The SIEPOL project (Seclusion and Inclusion in the European Polity: Institutional Change and Democratic Practices), directed by Adrienne Héritier and Peter Mair investigates an increasingly widespread yet understudied phenomenon in European politics: the shift of legislative decision-making from public, inclusive to informal, secluded arenas.
More specifically, it explores whether, why, how and with which consequences EU legislation is increasingly “fast-tracked” under the co-decision procedure and passed as “early agreements”. The project is co-funded by the UK Economic and Social Research Council.
Another project funded by the Swedish Institute for European Policy Research in Stockholm (SIEPS) conducted jointly with Catherine Moury, Fredrik Bergstrom and Carina Bischoff focuses on the changing rules of delegation to the Commission’s implementing powers.
We ask why the rules governing comitology changed over time and develop an institutionalist bargaining argument according to which actors tend to choose the institutional rule which maximizes their institutional power and thereby their influence over policy outcomes and propose a number of hypotheses.

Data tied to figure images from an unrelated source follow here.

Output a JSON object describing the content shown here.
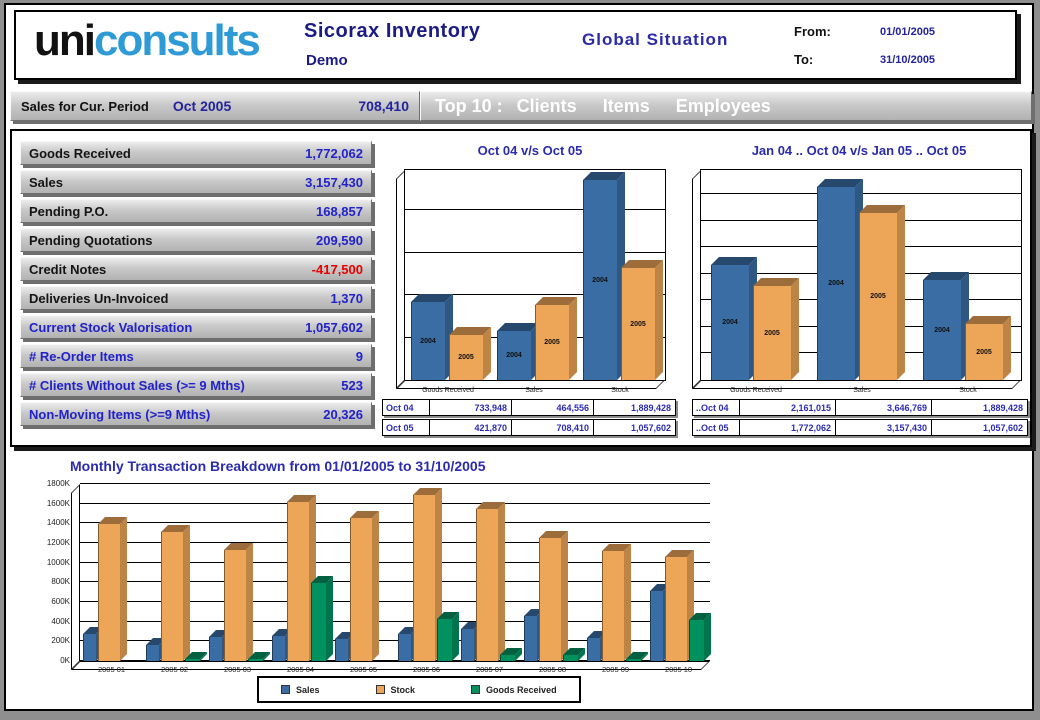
{
  "header": {
    "logo_uni": "uni",
    "logo_consults": "consults",
    "app_title": "Sicorax Inventory",
    "app_subtitle": "Demo",
    "report_title": "Global Situation",
    "from_label": "From:",
    "from_value": "01/01/2005",
    "to_label": "To:",
    "to_value": "31/10/2005"
  },
  "period_bar": {
    "label": "Sales for Cur. Period",
    "period": "Oct 2005",
    "value": "708,410",
    "top10_label": "Top 10 :",
    "top10_links": [
      "Clients",
      "Items",
      "Employees"
    ]
  },
  "metrics": {
    "items": [
      {
        "label": "Goods Received",
        "value": "1,772,062",
        "label_color": "black",
        "value_color": "blue"
      },
      {
        "label": "Sales",
        "value": "3,157,430",
        "label_color": "black",
        "value_color": "blue"
      },
      {
        "label": "Pending P.O.",
        "value": "168,857",
        "label_color": "black",
        "value_color": "blue"
      },
      {
        "label": "Pending Quotations",
        "value": "209,590",
        "label_color": "black",
        "value_color": "blue"
      },
      {
        "label": "Credit Notes",
        "value": "-417,500",
        "label_color": "black",
        "value_color": "red"
      },
      {
        "label": "Deliveries Un-Invoiced",
        "value": "1,370",
        "label_color": "black",
        "value_color": "blue"
      },
      {
        "label": "Current Stock Valorisation",
        "value": "1,057,602",
        "label_color": "blue",
        "value_color": "blue"
      },
      {
        "label": "# Re-Order Items",
        "value": "9",
        "label_color": "blue",
        "value_color": "blue"
      },
      {
        "label": "# Clients Without Sales (>= 9 Mths)",
        "value": "523",
        "label_color": "blue",
        "value_color": "blue"
      },
      {
        "label": "Non-Moving Items (>=9 Mths)",
        "value": "20,326",
        "label_color": "blue",
        "value_color": "blue"
      }
    ]
  },
  "colors": {
    "bar_blue": "#3a6da3",
    "bar_orange": "#eda558",
    "bar_green": "#00915f",
    "logo_blue": "#2e9bd6",
    "navy_text": "#2b2bad",
    "value_blue": "#2b2bc8",
    "negative_red": "#e80000"
  },
  "chart_data": [
    {
      "id": "oct-comparison",
      "type": "bar",
      "title": "Oct 04 v/s Oct 05",
      "categories": [
        "Goods Received",
        "Sales",
        "Stock"
      ],
      "series": [
        {
          "name": "2004",
          "color": "#3a6da3",
          "values": [
            733948,
            464556,
            1889428
          ]
        },
        {
          "name": "2005",
          "color": "#eda558",
          "values": [
            421870,
            708410,
            1057602
          ]
        }
      ],
      "ylim": [
        0,
        2000000
      ],
      "grid_step": 400000,
      "bar_labels": true,
      "legend_position": "none",
      "table": {
        "row_labels": [
          "Oct 04",
          "Oct 05"
        ],
        "rows": [
          [
            "733,948",
            "464,556",
            "1,889,428"
          ],
          [
            "421,870",
            "708,410",
            "1,057,602"
          ]
        ]
      }
    },
    {
      "id": "ytd-comparison",
      "type": "bar",
      "title": "Jan 04 .. Oct 04 v/s Jan 05 .. Oct 05",
      "categories": [
        "Goods Received",
        "Sales",
        "Stock"
      ],
      "series": [
        {
          "name": "2004",
          "color": "#3a6da3",
          "values": [
            2161015,
            3646769,
            1889428
          ]
        },
        {
          "name": "2005",
          "color": "#eda558",
          "values": [
            1772062,
            3157430,
            1057602
          ]
        }
      ],
      "ylim": [
        0,
        4000000
      ],
      "grid_step": 500000,
      "bar_labels": true,
      "legend_position": "none",
      "table": {
        "row_labels": [
          "..Oct 04",
          "..Oct 05"
        ],
        "rows": [
          [
            "2,161,015",
            "3,646,769",
            "1,889,428"
          ],
          [
            "1,772,062",
            "3,157,430",
            "1,057,602"
          ]
        ]
      }
    },
    {
      "id": "monthly-breakdown",
      "type": "bar",
      "title": "Monthly Transaction Breakdown from 01/01/2005 to 31/10/2005",
      "categories": [
        "2005 01",
        "2005 02",
        "2005 03",
        "2005 04",
        "2005 05",
        "2005 06",
        "2005 07",
        "2005 08",
        "2005 09",
        "2005 10"
      ],
      "series": [
        {
          "name": "Sales",
          "color": "#3a6da3",
          "values": [
            270000,
            160000,
            240000,
            250000,
            220000,
            270000,
            330000,
            460000,
            230000,
            708410
          ]
        },
        {
          "name": "Stock",
          "color": "#eda558",
          "values": [
            1390000,
            1310000,
            1130000,
            1620000,
            1450000,
            1690000,
            1550000,
            1250000,
            1120000,
            1057602
          ]
        },
        {
          "name": "Goods Received",
          "color": "#00915f",
          "values": [
            8000,
            25000,
            25000,
            790000,
            0,
            430000,
            65000,
            65000,
            25000,
            421870
          ]
        }
      ],
      "ylim": [
        0,
        1800000
      ],
      "grid_step": 200000,
      "ytick_format": "K",
      "bar_labels": false,
      "legend_position": "bottom"
    }
  ]
}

We engage in a longitudinal qualitative analysis to empirically assess the theoretically derived hypotheses and show how the Commission, the Council and increasingly the Parliament, negotiated (and are still negotiating) over decision-making power in the comitology system, why and to what effect these rules changed and, how they, in turn, triggered the attempts of the “losers” to alter them to their own benefit. We quantitatively test our hypothesis by presenting and analyzing data’s on delegating and non delegating legislation in environmental policy, taxation and agricultural policy.

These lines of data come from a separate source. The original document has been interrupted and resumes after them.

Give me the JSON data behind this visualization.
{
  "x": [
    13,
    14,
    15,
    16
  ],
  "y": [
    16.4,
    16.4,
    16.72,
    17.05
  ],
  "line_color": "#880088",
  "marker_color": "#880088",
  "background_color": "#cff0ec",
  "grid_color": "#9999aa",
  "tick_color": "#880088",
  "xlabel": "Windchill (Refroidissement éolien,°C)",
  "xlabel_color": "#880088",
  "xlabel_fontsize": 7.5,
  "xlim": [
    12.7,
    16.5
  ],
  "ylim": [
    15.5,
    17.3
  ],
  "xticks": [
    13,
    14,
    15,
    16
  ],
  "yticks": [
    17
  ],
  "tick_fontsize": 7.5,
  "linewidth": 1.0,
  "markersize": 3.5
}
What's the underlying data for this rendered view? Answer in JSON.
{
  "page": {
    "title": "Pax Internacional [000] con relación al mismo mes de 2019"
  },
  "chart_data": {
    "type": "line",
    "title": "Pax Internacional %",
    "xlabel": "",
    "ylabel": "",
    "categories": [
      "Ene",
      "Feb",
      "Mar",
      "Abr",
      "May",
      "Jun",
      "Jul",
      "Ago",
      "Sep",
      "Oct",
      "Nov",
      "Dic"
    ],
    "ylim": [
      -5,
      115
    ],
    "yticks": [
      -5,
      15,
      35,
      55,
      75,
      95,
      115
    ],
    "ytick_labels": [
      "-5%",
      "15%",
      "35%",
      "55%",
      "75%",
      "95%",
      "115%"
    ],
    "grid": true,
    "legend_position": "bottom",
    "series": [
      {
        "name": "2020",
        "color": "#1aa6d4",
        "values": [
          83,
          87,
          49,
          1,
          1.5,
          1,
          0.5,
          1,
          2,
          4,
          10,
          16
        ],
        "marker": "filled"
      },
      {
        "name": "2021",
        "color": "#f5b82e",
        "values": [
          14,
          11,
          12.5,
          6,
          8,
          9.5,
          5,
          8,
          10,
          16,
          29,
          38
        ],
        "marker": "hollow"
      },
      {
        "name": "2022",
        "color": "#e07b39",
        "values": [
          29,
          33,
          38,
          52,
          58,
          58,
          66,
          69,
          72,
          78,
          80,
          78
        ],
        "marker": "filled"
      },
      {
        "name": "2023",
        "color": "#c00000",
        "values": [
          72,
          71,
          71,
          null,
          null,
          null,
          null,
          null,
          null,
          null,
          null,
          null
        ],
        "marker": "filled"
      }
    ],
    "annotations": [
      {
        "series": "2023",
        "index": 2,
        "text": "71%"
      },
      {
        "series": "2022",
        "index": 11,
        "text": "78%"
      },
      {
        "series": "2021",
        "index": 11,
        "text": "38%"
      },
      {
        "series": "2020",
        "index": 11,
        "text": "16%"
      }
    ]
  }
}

Competition Policy and Market Regulation
Confronting Social and Environmental Sustainability with Economic Pressure: Balancing Trade-offs by Policy Dismantling or Expansion? (CONSENSUS)

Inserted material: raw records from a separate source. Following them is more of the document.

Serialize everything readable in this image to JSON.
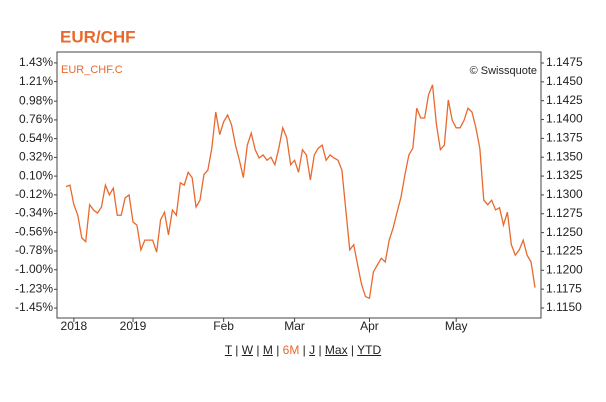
{
  "chart_data": {
    "type": "line",
    "title": "EUR/CHF",
    "source": "© Swissquote",
    "categories": [
      null,
      null,
      "2018",
      null,
      null,
      null,
      null,
      null,
      null,
      null,
      null,
      null,
      null,
      null,
      null,
      null,
      null,
      "2019",
      null,
      null,
      null,
      null,
      null,
      null,
      null,
      null,
      null,
      null,
      null,
      null,
      null,
      null,
      null,
      null,
      null,
      null,
      null,
      null,
      null,
      null,
      "Feb",
      null,
      null,
      null,
      null,
      null,
      null,
      null,
      null,
      null,
      null,
      null,
      null,
      null,
      null,
      null,
      null,
      null,
      "Mar",
      null,
      null,
      null,
      null,
      null,
      null,
      null,
      null,
      null,
      null,
      null,
      null,
      null,
      null,
      null,
      null,
      null,
      null,
      "Apr",
      null,
      null,
      null,
      null,
      null,
      null,
      null,
      null,
      null,
      null,
      null,
      null,
      null,
      null,
      null,
      null,
      null,
      null,
      null,
      null,
      null,
      "May",
      null,
      null,
      null,
      null,
      null,
      null,
      null,
      null,
      null,
      null,
      null,
      null,
      null,
      null,
      null,
      null,
      null,
      null,
      null,
      null
    ],
    "series": [
      {
        "name": "EUR_CHF.C",
        "color": "#e8692e",
        "axis": "y2",
        "values": [
          1.1311,
          1.1313,
          1.1287,
          1.1273,
          1.1243,
          1.1238,
          1.1287,
          1.128,
          1.1276,
          1.1284,
          1.1313,
          1.13,
          1.1309,
          1.1273,
          1.1273,
          1.1296,
          1.13,
          1.1264,
          1.126,
          1.1227,
          1.124,
          1.124,
          1.124,
          1.1224,
          1.1267,
          1.1277,
          1.1247,
          1.128,
          1.1273,
          1.1316,
          1.1313,
          1.133,
          1.1323,
          1.1284,
          1.1293,
          1.1327,
          1.1333,
          1.1362,
          1.141,
          1.138,
          1.1397,
          1.1406,
          1.1393,
          1.1366,
          1.1346,
          1.1323,
          1.1366,
          1.1382,
          1.136,
          1.1349,
          1.1353,
          1.1346,
          1.135,
          1.134,
          1.1362,
          1.1389,
          1.1376,
          1.134,
          1.1346,
          1.133,
          1.136,
          1.1353,
          1.132,
          1.1353,
          1.1362,
          1.1366,
          1.1346,
          1.1353,
          1.1349,
          1.1346,
          1.1333,
          1.128,
          1.1227,
          1.1234,
          1.1207,
          1.1181,
          1.1165,
          1.1163,
          1.1198,
          1.1207,
          1.1216,
          1.1211,
          1.124,
          1.1256,
          1.1277,
          1.1297,
          1.1327,
          1.1353,
          1.1362,
          1.1415,
          1.1402,
          1.1402,
          1.1433,
          1.1446,
          1.1393,
          1.136,
          1.1366,
          1.1426,
          1.1399,
          1.1389,
          1.1389,
          1.1399,
          1.1415,
          1.141,
          1.1389,
          1.1362,
          1.1293,
          1.1287,
          1.1293,
          1.128,
          1.1283,
          1.126,
          1.1277,
          1.1234,
          1.122,
          1.1227,
          1.124,
          1.122,
          1.1211,
          1.1177
        ]
      }
    ],
    "ylim": [
      -1.567,
      1.558
    ],
    "yticks": [
      {
        "value": 1.43,
        "label": "1.43%"
      },
      {
        "value": 1.21,
        "label": "1.21%"
      },
      {
        "value": 0.98,
        "label": "0.98%"
      },
      {
        "value": 0.76,
        "label": "0.76%"
      },
      {
        "value": 0.54,
        "label": "0.54%"
      },
      {
        "value": 0.32,
        "label": "0.32%"
      },
      {
        "value": 0.1,
        "label": "0.10%"
      },
      {
        "value": -0.12,
        "label": "-0.12%"
      },
      {
        "value": -0.34,
        "label": "-0.34%"
      },
      {
        "value": -0.56,
        "label": "-0.56%"
      },
      {
        "value": -0.78,
        "label": "-0.78%"
      },
      {
        "value": -1.0,
        "label": "-1.00%"
      },
      {
        "value": -1.23,
        "label": "-1.23%"
      },
      {
        "value": -1.45,
        "label": "-1.45%"
      }
    ],
    "y2lim": [
      1.11367,
      1.14896
    ],
    "y2ticks": [
      1.1475,
      {
        "value": 1.145,
        "label": "1.1450"
      },
      1.1425,
      {
        "value": 1.14,
        "label": "1.1400"
      },
      1.1375,
      {
        "value": 1.135,
        "label": "1.1350"
      },
      1.1325,
      {
        "value": 1.13,
        "label": "1.1300"
      },
      1.1275,
      {
        "value": 1.125,
        "label": "1.1250"
      },
      1.1225,
      {
        "value": 1.12,
        "label": "1.1200"
      },
      1.1175,
      {
        "value": 1.115,
        "label": "1.1150"
      }
    ],
    "grid": false,
    "ranges": [
      "T",
      "W",
      "M",
      "6M",
      "J",
      "Max",
      "YTD"
    ],
    "active_range": "6M"
  }
}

The EUI is a partner in this EU-funded Seventh Framework collaborative project, coordinated by the University of Konstanz. The project’s main concern arises in response to three important developments in the economy, the environment and society. First, the concept of sustainable development has emerged as an overarching long term goal of the EU and its member states.
Second, the idea that economic, social and environmental objectives are necessarily and always mutually supportive cannot be taken for granted. There is still a need to improve our understanding of potential trade-offs between these different dimensions of sustainable development.
Third, current political responses that aim to find ways to ensure that economic, social and environmental policies are indeed mutually reinforcing have to be seen in the context of the commitment to better regulation and deregulation rather than simply more new regulation.
As a consequence, the search for synergy effects between the three different dimensions of sustainability must attend both expansive (regulatory) and dismantling (deregulatory) patterns inherent to policy change. The RSCAS-based part of the project is directed by Adrienne Héritier. The project will end in February 2011.
Other Work in Progress: Regulation
Adrienne Héritier, jointly with David Coen from University College London, works on the changes in regulatory policies (network utilities) in EU member states with a particular emphasis on the interaction between regulators and regulated firms.
She is at present conducting a large survey of network firms of all sectors in all member states under the theme of “regulatory venue shopping”. The data have been collected and are at present analyzed and interpreted in the light of hypotheses on regulatory venue shopping.
For about two years Adrienne Héritier, jointly with Yannis Karagiannis from the Istitut de Barcelona de Relaciones Internacionals, has been conducting research on the regulation of civil aviation, in particular the emergence of regulatory transatlantic institutions in the field of civil aviation. The main focus is on the negotiation of a Open Skies Agreement between the EU and the US on the opening of aviation markets across the Atlantic.